Con Inés buscamos el colchón inflable y nos metimos en el riacho. Era una tarde de noviembre y la isla estaba tranquila. La conversación nos fue llevando y terminamos hablando de los dos varones que nos acompañaban en nuestra expedición. Hacíamos un reconocimiento arqueológico frente a la ciudad de Coronda. En el equipo estábamos Inés, María Eugenia, Ada, Rita, que era la directora del proyecto, y yo. La Intendencia de Coronda nos proveyó de una lancha, dos peones y viandas. Era el año 1974. El campamento estaba a unos veinte metros del sitio arqueológico en medio de un ceibal al lado del riacho. Todas las mañana Juan y Roque llegaban en lancha con las provisiones. Juan parecía el hijo de Roque pero no lo era. Ambos estaban armados y Juan tenía una lanza con la que pescaba sábalos.

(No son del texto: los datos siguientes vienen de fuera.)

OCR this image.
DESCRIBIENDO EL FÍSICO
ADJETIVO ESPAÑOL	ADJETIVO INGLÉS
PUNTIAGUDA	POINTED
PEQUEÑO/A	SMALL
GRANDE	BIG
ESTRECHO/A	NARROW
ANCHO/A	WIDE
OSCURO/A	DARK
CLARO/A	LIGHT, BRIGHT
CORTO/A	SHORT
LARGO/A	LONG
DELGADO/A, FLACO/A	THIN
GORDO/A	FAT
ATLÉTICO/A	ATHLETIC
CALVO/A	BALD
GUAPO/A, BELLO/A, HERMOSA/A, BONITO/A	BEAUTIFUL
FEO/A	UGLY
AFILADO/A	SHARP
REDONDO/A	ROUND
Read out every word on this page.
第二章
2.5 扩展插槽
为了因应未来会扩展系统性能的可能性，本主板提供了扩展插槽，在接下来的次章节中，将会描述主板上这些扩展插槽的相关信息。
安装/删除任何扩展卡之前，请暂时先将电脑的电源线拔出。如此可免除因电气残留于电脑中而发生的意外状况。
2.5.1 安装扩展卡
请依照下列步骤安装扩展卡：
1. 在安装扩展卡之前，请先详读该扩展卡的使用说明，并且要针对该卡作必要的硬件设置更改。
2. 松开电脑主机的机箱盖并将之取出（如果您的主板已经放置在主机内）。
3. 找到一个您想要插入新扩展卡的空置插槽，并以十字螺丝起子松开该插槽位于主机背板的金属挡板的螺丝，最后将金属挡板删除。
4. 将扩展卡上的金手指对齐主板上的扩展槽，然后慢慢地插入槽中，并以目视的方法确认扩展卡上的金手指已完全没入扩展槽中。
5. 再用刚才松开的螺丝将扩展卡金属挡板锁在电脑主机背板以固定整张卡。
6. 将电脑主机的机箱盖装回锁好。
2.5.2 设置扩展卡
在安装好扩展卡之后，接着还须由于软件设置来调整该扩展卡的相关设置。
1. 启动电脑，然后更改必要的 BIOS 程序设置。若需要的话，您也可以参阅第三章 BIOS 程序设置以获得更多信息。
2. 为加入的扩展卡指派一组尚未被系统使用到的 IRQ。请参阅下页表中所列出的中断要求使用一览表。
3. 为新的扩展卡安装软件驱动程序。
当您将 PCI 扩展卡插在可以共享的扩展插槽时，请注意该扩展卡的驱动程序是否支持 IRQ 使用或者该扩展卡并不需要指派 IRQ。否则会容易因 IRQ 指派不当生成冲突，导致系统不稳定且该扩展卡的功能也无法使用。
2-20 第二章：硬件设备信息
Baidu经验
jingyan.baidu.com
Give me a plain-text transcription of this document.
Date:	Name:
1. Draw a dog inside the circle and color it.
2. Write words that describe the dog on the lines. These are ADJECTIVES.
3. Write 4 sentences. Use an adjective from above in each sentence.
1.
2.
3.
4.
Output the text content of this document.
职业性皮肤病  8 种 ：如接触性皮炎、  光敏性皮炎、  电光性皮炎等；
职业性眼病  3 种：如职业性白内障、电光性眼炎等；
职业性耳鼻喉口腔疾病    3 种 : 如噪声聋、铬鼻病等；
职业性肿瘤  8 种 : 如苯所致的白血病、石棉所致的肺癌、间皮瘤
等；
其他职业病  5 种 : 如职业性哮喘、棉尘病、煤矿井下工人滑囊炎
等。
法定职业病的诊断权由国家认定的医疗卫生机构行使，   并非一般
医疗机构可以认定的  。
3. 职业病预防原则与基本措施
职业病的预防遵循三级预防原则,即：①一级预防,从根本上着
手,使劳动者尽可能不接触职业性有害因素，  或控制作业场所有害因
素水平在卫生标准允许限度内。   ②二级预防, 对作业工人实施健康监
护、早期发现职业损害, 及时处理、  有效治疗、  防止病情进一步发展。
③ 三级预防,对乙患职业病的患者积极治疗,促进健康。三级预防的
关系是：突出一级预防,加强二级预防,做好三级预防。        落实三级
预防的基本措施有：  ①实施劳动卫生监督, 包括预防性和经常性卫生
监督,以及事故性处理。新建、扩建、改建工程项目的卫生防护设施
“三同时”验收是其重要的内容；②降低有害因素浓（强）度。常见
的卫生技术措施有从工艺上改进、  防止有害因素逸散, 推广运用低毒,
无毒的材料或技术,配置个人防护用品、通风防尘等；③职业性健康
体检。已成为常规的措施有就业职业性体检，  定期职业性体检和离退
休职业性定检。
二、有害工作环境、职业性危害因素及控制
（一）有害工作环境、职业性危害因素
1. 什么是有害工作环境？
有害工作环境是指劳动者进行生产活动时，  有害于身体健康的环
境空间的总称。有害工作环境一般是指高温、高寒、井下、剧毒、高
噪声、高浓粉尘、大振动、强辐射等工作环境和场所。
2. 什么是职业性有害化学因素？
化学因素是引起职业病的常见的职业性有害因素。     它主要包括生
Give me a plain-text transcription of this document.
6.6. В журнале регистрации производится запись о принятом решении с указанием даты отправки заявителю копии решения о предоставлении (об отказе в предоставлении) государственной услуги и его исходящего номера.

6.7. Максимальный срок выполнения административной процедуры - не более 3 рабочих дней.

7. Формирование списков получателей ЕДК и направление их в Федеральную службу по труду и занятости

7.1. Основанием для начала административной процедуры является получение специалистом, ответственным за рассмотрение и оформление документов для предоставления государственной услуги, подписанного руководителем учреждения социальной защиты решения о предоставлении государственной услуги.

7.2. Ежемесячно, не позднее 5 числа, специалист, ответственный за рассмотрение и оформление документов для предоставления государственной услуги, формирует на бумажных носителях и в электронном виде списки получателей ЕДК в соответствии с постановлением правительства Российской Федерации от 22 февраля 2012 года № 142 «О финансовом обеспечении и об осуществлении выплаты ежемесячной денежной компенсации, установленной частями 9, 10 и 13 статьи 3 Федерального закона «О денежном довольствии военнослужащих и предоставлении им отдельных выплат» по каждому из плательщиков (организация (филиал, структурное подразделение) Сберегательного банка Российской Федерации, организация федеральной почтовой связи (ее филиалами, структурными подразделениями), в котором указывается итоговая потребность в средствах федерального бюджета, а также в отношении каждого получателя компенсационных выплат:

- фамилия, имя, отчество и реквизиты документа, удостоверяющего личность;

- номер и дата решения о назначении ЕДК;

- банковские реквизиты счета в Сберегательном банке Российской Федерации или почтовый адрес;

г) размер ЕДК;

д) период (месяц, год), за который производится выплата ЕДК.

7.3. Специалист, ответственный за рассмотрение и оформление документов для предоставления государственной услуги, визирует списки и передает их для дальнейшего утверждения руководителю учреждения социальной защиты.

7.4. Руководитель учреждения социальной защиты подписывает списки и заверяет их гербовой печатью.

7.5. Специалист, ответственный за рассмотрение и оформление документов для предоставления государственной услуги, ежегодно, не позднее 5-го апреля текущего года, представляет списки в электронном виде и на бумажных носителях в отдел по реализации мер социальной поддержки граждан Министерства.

A Roque le encantaba contarnos las anécdotas que había tenido en las islas para hacernos reír cuando nos sentábamos a tomar mate en ronda, al atardecer, antes de que se fueran. A veces, le hacía algunas bromas a Juan para avergonzarlo. Juan era un muchachón tímido, y no le gustaban sus bromas. Creo que Roque lo hacía a propósito para que se animara a hablar un poco y participara de las conversaciones. Pero Juan, cuando alguna de nosotras le dirigía la palabra o le preguntaba algo, bajaba la cabeza y apenas se lo oía. Parecía turbado con nuestra presencia: éramos quizás demasiado desenvueltas, preguntonas, audaces para él. En una ocasión nos preguntó si no teníamos miedo de quedarnos solas de noche en la isla. Dormíamos en una gran carpa que nos había facilitado la facultad.

A Juan le gustaba salir a sabalear. Una vez Rita le preguntó cómo pescaba sábalos con la lanza. Se le iluminó la cara y empezó a decir algo así como que había que aguardar en la orilla o un poquito más adentro o en una curva del río cerca de la orilla y con paciencia esperar que en esa curva quedaran apiñados. Ahí los lanceaba. Fue la primera vez que habló con seguridad. Era lo suyo.

Todas las mañanas salía a buscar provisiones frescas. Un día trajo un chajá hembra con sus dos pichones. ¡Cómo nos enojamos! Los pichones se murieron a los días. Se quedó callado toda la mañana. Y nosotras, protestando y todo, saboreamos su rica carne asada. Roque se quedaba en el campamento y cocinaba para todos. Los sábalos cazados por Juan y cocinados por Roque eran una delicia.

***

Volvía por el angosto sendero rodeado de altos pastizales, llevaba en la mano la pinza de depilar que nos olvidamos en el campamento. Habíamos encontrado en el cerrito que estábamos excavando un fragmento de cerámica pequeño enterrado en una parte de tierra dura y lo estábamos sacando con pinceles, pero necesitábamos la pinza y yo volví al campamento a buscarla. Encontré a Juan, que había salido temprano a sabalear, con un pie metido en una palangana con agua. Le pregunté qué le había pasado y me contó que se había clavado una espina y le dolía mucho el pie, así que había vuelto para sacársela y hacerse baños tibios con sal y así aliviar el dolor.

De golpe me frené, quedé congelada. Por el sendero, a unos tres metros delante cruzaba una yarará. Se la veía enorme. Se notaba que había comido algún animal porque estaba hinchada. Grité como loca: ¡Yarará! ¡Yarará! La serpiente permaneció estática unos segundos con la gran panza sobre el sendero. Con mis alaridos se movió rápidamente y desapareció entre los pastizales y yo quedé espantada sin querer moverme. Segundos más tarde sentí un estruendo detrás mío, casi me caigo del susto. Al darme vuelta ví a Juan rengueando y sosteniendo la escopeta en sus manos. Caminó unos metros, se agachó y levantó la yarará sin cabeza. Quedé estupefacta: ese hombre herido le había volado la cabeza a la yarará dejando el cuerpo intacto en medio de un denso pajonal.

Esa tarde Roque se dedicó a despellejar la víbora. Me obsequió su piel.